For the past several years, AT&T has been seeing its exclusive contract with Apple pay dividends, with lucrative iPhone customers now making up an estimated 26 percent of its post-paid subscriber base. Verizon, meanwhile, has been pumping billions into its wireless infrastructure.
It’s gotten to the point where AT&T is a whopping $5 billion behind Verizon Wireless in the race to build America’s best wireless network, according to an independent research firm that studies the telecom industry.

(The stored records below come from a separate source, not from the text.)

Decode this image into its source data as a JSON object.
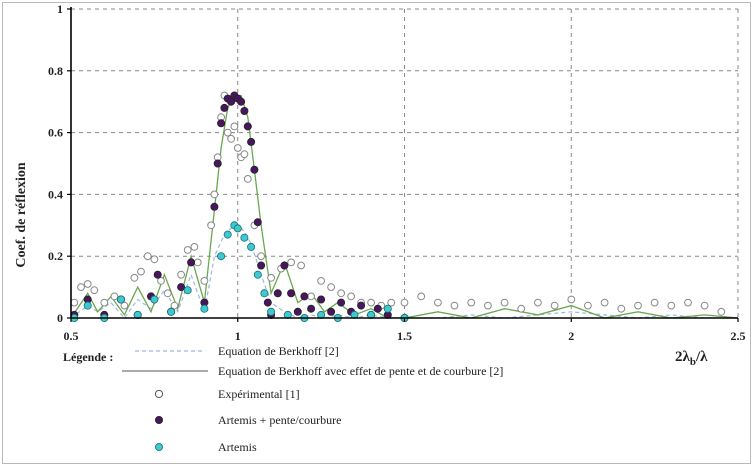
{
  "chart_data": {
    "type": "scatter",
    "title": "",
    "ylabel": "Coef. de réflexion",
    "xlabel": "2λb/λ",
    "xlim": [
      0.5,
      2.5
    ],
    "ylim": [
      0,
      1
    ],
    "x_ticks": [
      "0.5",
      "1",
      "1.5",
      "2",
      "2.5"
    ],
    "y_ticks": [
      "0",
      "0.2",
      "0.4",
      "0.6",
      "0.8",
      "1"
    ],
    "grid": true,
    "legend_position": "bottom",
    "legend": {
      "title": "Légende :",
      "entries": [
        "Equation de Berkhoff [2]",
        "Equation de Berkhoff avec effet de pente et de courbure [2]",
        "Expérimental [1]",
        "Artemis + pente/courbure",
        "Artemis"
      ]
    },
    "series": [
      {
        "name": "Equation de Berkhoff [2]",
        "style": "dashed-line",
        "color": "#9fb8e0",
        "x": [
          0.5,
          0.55,
          0.58,
          0.62,
          0.66,
          0.7,
          0.74,
          0.78,
          0.82,
          0.86,
          0.9,
          0.93,
          0.96,
          0.98,
          1.0,
          1.02,
          1.04,
          1.07,
          1.1,
          1.14,
          1.18,
          1.22,
          1.26,
          1.3,
          1.35,
          1.4,
          1.45,
          1.5,
          1.6,
          1.7,
          1.8,
          1.9,
          2.0,
          2.1,
          2.2,
          2.3,
          2.4,
          2.5
        ],
        "values": [
          0.0,
          0.04,
          0.02,
          0.05,
          0.0,
          0.06,
          0.03,
          0.09,
          0.02,
          0.14,
          0.02,
          0.2,
          0.27,
          0.29,
          0.3,
          0.28,
          0.24,
          0.14,
          0.05,
          0.02,
          0.0,
          0.01,
          0.0,
          0.01,
          0.0,
          0.01,
          0.0,
          0.0,
          0.0,
          0.01,
          0.0,
          0.01,
          0.02,
          0.01,
          0.0,
          0.01,
          0.0,
          0.0
        ]
      },
      {
        "name": "Equation de Berkhoff avec effet de pente et de courbure [2]",
        "style": "line",
        "color": "#6aa84f",
        "x": [
          0.5,
          0.55,
          0.58,
          0.62,
          0.66,
          0.7,
          0.74,
          0.78,
          0.82,
          0.86,
          0.9,
          0.93,
          0.95,
          0.97,
          0.99,
          1.01,
          1.03,
          1.05,
          1.07,
          1.1,
          1.14,
          1.18,
          1.22,
          1.26,
          1.3,
          1.35,
          1.4,
          1.45,
          1.5,
          1.6,
          1.7,
          1.8,
          1.9,
          2.0,
          2.1,
          2.2,
          2.3,
          2.4,
          2.5
        ],
        "values": [
          0.0,
          0.08,
          0.02,
          0.07,
          0.01,
          0.1,
          0.02,
          0.14,
          0.03,
          0.2,
          0.05,
          0.35,
          0.55,
          0.68,
          0.72,
          0.72,
          0.65,
          0.48,
          0.3,
          0.08,
          0.18,
          0.05,
          0.08,
          0.02,
          0.05,
          0.01,
          0.03,
          0.0,
          0.0,
          0.02,
          0.0,
          0.03,
          0.01,
          0.04,
          0.0,
          0.02,
          0.0,
          0.01,
          0.0
        ]
      },
      {
        "name": "Expérimental [1]",
        "style": "open-circle",
        "color": "#888888",
        "x": [
          0.51,
          0.53,
          0.55,
          0.57,
          0.6,
          0.63,
          0.66,
          0.69,
          0.71,
          0.73,
          0.75,
          0.77,
          0.79,
          0.81,
          0.83,
          0.85,
          0.87,
          0.88,
          0.9,
          0.92,
          0.93,
          0.94,
          0.95,
          0.96,
          0.97,
          0.98,
          0.99,
          1.0,
          1.01,
          1.02,
          1.03,
          1.05,
          1.07,
          1.1,
          1.13,
          1.16,
          1.19,
          1.22,
          1.25,
          1.28,
          1.31,
          1.34,
          1.37,
          1.4,
          1.43,
          1.46,
          1.5,
          1.55,
          1.6,
          1.65,
          1.7,
          1.75,
          1.8,
          1.85,
          1.9,
          1.95,
          2.0,
          2.05,
          2.1,
          2.15,
          2.2,
          2.25,
          2.3,
          2.35,
          2.4,
          2.45
        ],
        "values": [
          0.05,
          0.1,
          0.11,
          0.09,
          0.05,
          0.07,
          0.04,
          0.13,
          0.15,
          0.2,
          0.19,
          0.12,
          0.08,
          0.04,
          0.14,
          0.22,
          0.23,
          0.18,
          0.12,
          0.3,
          0.4,
          0.52,
          0.65,
          0.72,
          0.6,
          0.58,
          0.62,
          0.55,
          0.52,
          0.53,
          0.45,
          0.3,
          0.2,
          0.13,
          0.16,
          0.18,
          0.17,
          0.07,
          0.12,
          0.1,
          0.08,
          0.07,
          0.05,
          0.05,
          0.04,
          0.05,
          0.05,
          0.07,
          0.05,
          0.04,
          0.05,
          0.04,
          0.05,
          0.03,
          0.05,
          0.04,
          0.06,
          0.04,
          0.05,
          0.03,
          0.04,
          0.05,
          0.04,
          0.05,
          0.04,
          0.02
        ]
      },
      {
        "name": "Artemis + pente/courbure",
        "style": "filled-circle",
        "color": "#4a1560",
        "x": [
          0.51,
          0.55,
          0.6,
          0.65,
          0.7,
          0.74,
          0.76,
          0.8,
          0.83,
          0.86,
          0.9,
          0.93,
          0.94,
          0.95,
          0.96,
          0.97,
          0.98,
          0.99,
          1.0,
          1.01,
          1.02,
          1.03,
          1.04,
          1.05,
          1.06,
          1.07,
          1.09,
          1.1,
          1.12,
          1.14,
          1.16,
          1.18,
          1.2,
          1.22,
          1.25,
          1.28,
          1.31,
          1.34,
          1.37,
          1.4,
          1.42,
          1.45,
          1.5
        ],
        "values": [
          0.01,
          0.06,
          0.01,
          0.06,
          0.01,
          0.07,
          0.14,
          0.02,
          0.1,
          0.18,
          0.05,
          0.36,
          0.5,
          0.63,
          0.68,
          0.71,
          0.7,
          0.72,
          0.71,
          0.7,
          0.67,
          0.62,
          0.57,
          0.48,
          0.31,
          0.17,
          0.05,
          0.01,
          0.08,
          0.17,
          0.08,
          0.02,
          0.07,
          0.03,
          0.06,
          0.02,
          0.05,
          0.02,
          0.04,
          0.01,
          0.03,
          0.01,
          0.0
        ]
      },
      {
        "name": "Artemis",
        "style": "cyan-circle",
        "color": "#3ec8cf",
        "x": [
          0.51,
          0.55,
          0.6,
          0.65,
          0.7,
          0.75,
          0.8,
          0.85,
          0.9,
          0.95,
          0.97,
          0.99,
          1.0,
          1.02,
          1.04,
          1.06,
          1.08,
          1.1,
          1.15,
          1.2,
          1.25,
          1.3,
          1.35,
          1.4,
          1.45,
          1.5
        ],
        "values": [
          0.0,
          0.04,
          0.0,
          0.06,
          0.01,
          0.06,
          0.02,
          0.09,
          0.03,
          0.2,
          0.27,
          0.3,
          0.29,
          0.26,
          0.23,
          0.14,
          0.08,
          0.02,
          0.01,
          0.0,
          0.01,
          0.0,
          0.01,
          0.01,
          0.03,
          0.0
        ]
      }
    ]
  }
}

Littleton, Colorado-based TownHall Investment Research says AT&T’s wireless business faces threats on several fronts, including the expensive need to link its wireline network to its wireless network and the potential end of its exclusive iPhone contract with Apple.

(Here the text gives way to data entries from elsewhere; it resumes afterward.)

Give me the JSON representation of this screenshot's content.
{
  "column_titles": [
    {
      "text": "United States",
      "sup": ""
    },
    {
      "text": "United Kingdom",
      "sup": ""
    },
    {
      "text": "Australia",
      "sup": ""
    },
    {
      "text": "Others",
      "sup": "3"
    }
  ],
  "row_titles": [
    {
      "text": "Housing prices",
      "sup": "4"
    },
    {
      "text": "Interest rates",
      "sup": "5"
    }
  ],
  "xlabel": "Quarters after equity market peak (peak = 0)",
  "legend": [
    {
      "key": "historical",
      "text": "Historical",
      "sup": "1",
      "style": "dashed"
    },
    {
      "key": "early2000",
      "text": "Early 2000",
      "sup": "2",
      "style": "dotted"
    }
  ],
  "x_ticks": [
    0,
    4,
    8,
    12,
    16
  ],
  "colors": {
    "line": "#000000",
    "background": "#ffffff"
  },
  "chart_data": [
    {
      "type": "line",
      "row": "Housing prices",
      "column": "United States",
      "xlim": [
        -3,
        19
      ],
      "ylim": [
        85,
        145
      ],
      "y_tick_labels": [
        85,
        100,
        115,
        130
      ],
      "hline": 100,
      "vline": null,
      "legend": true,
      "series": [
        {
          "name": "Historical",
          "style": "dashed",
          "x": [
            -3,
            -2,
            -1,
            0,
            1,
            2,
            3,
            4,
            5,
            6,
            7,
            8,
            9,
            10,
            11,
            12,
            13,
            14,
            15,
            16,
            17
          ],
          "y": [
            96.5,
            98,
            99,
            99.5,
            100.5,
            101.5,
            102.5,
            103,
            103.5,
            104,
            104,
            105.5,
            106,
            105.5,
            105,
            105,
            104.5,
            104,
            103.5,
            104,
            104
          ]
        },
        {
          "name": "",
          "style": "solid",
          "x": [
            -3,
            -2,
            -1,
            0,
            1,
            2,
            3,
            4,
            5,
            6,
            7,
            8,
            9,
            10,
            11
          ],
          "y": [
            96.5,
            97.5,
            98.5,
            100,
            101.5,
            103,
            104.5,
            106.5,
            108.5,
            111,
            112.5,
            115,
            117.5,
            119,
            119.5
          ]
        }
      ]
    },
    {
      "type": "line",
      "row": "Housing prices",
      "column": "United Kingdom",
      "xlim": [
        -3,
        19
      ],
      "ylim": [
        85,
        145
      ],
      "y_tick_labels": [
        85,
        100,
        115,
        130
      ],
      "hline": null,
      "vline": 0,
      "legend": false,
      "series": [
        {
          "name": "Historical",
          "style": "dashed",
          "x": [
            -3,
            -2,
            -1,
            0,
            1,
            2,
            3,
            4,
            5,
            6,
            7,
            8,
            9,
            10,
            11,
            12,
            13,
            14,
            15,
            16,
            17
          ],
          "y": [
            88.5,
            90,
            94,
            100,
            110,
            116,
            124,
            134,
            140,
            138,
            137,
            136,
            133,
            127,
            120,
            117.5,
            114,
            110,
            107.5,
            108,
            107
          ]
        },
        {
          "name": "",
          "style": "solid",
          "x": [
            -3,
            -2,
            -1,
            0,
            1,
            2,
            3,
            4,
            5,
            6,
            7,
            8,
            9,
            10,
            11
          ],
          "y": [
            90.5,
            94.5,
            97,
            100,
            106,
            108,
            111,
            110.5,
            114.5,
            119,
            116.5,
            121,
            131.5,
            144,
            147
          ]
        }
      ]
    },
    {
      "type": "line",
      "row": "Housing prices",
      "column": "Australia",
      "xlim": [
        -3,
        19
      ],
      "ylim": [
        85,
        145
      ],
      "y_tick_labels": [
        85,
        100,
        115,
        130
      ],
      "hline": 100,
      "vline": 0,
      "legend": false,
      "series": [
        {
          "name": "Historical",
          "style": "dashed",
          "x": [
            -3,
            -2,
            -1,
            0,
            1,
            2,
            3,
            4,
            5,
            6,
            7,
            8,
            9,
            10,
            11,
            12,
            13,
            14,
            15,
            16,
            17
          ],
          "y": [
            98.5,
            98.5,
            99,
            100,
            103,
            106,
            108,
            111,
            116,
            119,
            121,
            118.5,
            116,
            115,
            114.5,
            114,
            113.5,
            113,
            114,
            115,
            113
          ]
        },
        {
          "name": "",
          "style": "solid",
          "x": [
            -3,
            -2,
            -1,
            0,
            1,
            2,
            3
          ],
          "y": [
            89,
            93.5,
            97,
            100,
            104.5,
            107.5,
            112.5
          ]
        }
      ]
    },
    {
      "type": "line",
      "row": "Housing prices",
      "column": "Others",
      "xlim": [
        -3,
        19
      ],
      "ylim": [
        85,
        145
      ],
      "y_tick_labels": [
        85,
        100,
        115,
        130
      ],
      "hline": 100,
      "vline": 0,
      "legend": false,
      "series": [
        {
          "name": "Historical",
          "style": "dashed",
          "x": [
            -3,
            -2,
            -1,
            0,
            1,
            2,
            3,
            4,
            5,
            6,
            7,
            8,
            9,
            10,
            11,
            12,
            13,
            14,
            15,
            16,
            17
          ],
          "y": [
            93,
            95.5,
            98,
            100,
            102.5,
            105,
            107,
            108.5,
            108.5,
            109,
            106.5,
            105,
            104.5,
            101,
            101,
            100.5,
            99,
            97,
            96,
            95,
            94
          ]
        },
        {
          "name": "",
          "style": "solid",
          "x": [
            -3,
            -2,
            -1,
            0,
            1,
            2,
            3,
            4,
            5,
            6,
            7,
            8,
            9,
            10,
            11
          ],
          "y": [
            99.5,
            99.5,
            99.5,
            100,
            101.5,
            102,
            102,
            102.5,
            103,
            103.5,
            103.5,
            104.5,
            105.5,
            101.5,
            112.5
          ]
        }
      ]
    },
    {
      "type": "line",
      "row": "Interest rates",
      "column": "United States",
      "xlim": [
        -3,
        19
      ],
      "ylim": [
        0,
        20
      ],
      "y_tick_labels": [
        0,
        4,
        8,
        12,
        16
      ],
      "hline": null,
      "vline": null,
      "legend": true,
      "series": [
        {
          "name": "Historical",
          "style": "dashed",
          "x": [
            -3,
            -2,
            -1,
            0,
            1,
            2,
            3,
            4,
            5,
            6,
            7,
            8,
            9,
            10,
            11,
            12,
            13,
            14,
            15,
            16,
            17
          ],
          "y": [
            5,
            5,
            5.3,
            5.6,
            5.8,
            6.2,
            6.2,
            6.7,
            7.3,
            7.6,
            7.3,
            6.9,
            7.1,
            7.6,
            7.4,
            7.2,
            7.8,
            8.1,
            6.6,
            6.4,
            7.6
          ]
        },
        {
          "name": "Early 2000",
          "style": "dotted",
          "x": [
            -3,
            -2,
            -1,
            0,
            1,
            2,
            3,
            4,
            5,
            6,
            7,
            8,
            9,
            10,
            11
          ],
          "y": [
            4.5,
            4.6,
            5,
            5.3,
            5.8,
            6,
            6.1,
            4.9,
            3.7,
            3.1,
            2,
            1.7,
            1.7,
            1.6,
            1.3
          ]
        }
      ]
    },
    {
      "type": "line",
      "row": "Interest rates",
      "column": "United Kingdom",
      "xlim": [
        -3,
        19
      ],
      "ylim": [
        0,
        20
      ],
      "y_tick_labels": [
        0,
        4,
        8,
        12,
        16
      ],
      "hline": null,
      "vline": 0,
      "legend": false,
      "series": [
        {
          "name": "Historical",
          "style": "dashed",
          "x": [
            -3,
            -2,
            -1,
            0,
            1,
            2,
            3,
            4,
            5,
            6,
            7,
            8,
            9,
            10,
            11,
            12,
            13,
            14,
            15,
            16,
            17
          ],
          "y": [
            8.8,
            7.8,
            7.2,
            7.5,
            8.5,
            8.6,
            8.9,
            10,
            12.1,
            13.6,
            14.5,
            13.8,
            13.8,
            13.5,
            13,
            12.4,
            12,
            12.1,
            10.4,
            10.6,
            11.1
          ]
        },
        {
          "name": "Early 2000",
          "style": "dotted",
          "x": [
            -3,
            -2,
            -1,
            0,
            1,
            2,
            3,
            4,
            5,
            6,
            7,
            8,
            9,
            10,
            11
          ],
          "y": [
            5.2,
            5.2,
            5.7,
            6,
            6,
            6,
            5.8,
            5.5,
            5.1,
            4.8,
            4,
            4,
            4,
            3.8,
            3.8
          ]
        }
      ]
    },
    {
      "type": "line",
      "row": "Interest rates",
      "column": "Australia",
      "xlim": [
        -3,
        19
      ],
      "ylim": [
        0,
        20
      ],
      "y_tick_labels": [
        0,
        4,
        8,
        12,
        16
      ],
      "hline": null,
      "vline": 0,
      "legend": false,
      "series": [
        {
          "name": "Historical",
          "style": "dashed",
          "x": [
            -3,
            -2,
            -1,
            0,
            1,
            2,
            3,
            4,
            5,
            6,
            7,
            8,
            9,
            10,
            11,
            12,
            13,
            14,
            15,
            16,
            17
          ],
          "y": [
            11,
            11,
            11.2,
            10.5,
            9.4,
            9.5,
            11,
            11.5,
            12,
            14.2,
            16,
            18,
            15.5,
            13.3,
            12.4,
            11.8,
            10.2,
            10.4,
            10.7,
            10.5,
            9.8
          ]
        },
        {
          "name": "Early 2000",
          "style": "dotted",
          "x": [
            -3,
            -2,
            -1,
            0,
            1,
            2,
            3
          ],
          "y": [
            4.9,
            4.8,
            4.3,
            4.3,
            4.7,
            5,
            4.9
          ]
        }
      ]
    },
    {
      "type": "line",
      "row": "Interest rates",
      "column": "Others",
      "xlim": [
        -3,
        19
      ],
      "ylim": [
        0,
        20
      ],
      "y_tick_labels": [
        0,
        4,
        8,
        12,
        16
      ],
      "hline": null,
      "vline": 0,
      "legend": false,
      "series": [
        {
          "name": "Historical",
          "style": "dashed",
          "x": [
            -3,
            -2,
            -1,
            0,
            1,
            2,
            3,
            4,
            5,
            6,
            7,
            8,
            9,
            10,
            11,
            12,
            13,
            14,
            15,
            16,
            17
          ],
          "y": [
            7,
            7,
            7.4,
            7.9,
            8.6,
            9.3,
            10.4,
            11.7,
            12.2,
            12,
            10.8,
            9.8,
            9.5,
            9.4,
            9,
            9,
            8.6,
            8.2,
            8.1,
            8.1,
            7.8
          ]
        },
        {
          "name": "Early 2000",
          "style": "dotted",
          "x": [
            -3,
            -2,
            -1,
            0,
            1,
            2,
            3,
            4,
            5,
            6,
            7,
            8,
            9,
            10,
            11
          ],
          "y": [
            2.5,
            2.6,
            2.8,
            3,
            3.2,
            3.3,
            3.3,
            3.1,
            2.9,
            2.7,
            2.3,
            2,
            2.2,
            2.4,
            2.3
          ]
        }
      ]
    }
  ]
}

First on the fix-it list, though, according to TownHall, is wireless connectivity and reliability. “The wireless network quality has been the elephant in the room for AT&T,” said Gerard Hallaren, director of research at TownHall. “I think it’s a major issue for them.”
According to TownHall’s research, between January 2006 and September 2009, AT&T spent about $21.6 billion, or $308 per subscriber, on its wireless network. During that same period, Verizon Wireless spent about $25.4 billion, or nearly $353 per subscriber.
In addition to covering the $3.8 billion gap in wireless-network spending over the past three years, Hallaren said, AT&T will have to spend an additional $1.2 billion to handle future traffic demands.
An AT&T spokeswoman, McCall Butler, declined to comment on TownHall’s capital-expenditure figures, but said the research is based on incomplete information.
“They don’t provide a complete picture of AT&T’s significant investment to support our mobile broadband leadership,” she said. “Overall, we think our network performs really well.”